Now that’s at any given moment in time. Let’s use real numbers

So I think it’s SAFE to say that it’s quite smaller than 1%.


However this does not, nor cannot take into account time without further study and behavior analysis.

But the effects can be mitigated by placing the chunks strategically. Secondary chunks on vaults that have lower checking times, and primary chunks on vaults that have higher checking times.

That way you always have one vault that contains your piece that is checked closer to once every two minutes, than one that is checked once ever 20 hours.

Just my $.02

1 Like

Your linked article is 6 years old and after that it has been stated multiple times that is about 20 milliseconds :slightly_smiling: .

From: http://techcrunch.com/2014/07/23/maidsafe/

“Our network knows within 20 milliseconds if the status of a piece of data or a node has changed.
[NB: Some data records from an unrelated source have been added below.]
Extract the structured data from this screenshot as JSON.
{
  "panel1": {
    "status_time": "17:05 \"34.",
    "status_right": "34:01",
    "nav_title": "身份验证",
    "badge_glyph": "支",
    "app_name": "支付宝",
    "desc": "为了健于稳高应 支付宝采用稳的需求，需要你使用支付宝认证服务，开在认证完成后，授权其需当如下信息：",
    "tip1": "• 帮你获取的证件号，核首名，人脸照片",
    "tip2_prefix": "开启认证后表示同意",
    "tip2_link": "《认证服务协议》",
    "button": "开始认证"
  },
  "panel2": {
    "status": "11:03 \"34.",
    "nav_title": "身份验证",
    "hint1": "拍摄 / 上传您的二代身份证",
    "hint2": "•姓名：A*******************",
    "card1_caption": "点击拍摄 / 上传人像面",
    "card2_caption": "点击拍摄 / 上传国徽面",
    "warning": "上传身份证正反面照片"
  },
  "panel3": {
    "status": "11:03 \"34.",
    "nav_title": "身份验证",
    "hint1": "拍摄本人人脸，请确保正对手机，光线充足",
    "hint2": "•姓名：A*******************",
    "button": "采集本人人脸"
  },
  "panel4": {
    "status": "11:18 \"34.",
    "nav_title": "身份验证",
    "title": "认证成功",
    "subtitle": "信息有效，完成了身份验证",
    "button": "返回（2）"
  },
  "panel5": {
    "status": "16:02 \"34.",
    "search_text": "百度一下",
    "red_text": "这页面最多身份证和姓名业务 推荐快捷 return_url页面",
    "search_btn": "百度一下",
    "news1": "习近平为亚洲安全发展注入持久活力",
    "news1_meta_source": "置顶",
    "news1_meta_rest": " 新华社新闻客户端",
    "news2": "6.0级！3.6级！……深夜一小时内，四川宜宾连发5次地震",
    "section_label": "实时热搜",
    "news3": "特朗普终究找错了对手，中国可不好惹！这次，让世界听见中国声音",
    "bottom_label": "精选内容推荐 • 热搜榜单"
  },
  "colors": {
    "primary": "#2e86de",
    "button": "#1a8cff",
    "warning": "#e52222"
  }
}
It has to happen that fast because if you turn your computer off the network has to recreate that chunk on another node on the network to maintain four copies at all time."

20ms is also known as “Network speed”.

Are you telling me that the DataManagers are in constant contact with the storage_nodes? Have we agreed that the traffic generated by that constant contact is worth the instant response of DataManagers to a churn event?

Does the same go for data integrity checks? Now that seems ridiculous…

So is churn pre-emptive, although going offline isn’t punished in terms of the vault’s reputation?
That would be strange.

I’ve read somewhere that 3 chunks is the minimum. Can’t really find it again.

Number of chunks is a setting and depends on implementation, you may
wish a max number of chunks, or maximum chunk size, this decision and
code is left to the reader

Looking for the video. I remember David saying this in his video presentation. He compared it to BitTorrent and it’s DHT where this proces is very slow and said that Safenet will create more overhead but is very fast at recognizing nodes/data being offline.

EDIT: Start at min. 27. (although the whole video is great for all these details and the concept of ownership etc.) David talks about milliseconds to seconds. Depending if it was a graceful log-off or a churn-event like a crashing PC etc.

1 Like

for every vault there are at least 3 other vaults holding the data online and 16 dead copies are kept offline was it a year ago if nothing changed…

1 Like

If we get an ungraceful logout […] we’ll find out in seconds

HOW?!

I see! If the time to discover a failed node by the interested parties is in the range of seconds, then there’s simply no time for another storage node to accidentally fail during that short period of time.

Is there a way to list the storage nodes for a given chunk? Let’s say there’s a zero-day exploit (e.g. a kernel bug) that could be used to destroy data on those servers.

I looked into David’s video. I believe those nodes are in constant communication with each other. No response: something’s wrong. If small groups of nodes keep tabs on each other, they can relay to the wider network if any of them are down.

1 Like

That would indeed seem to be the case.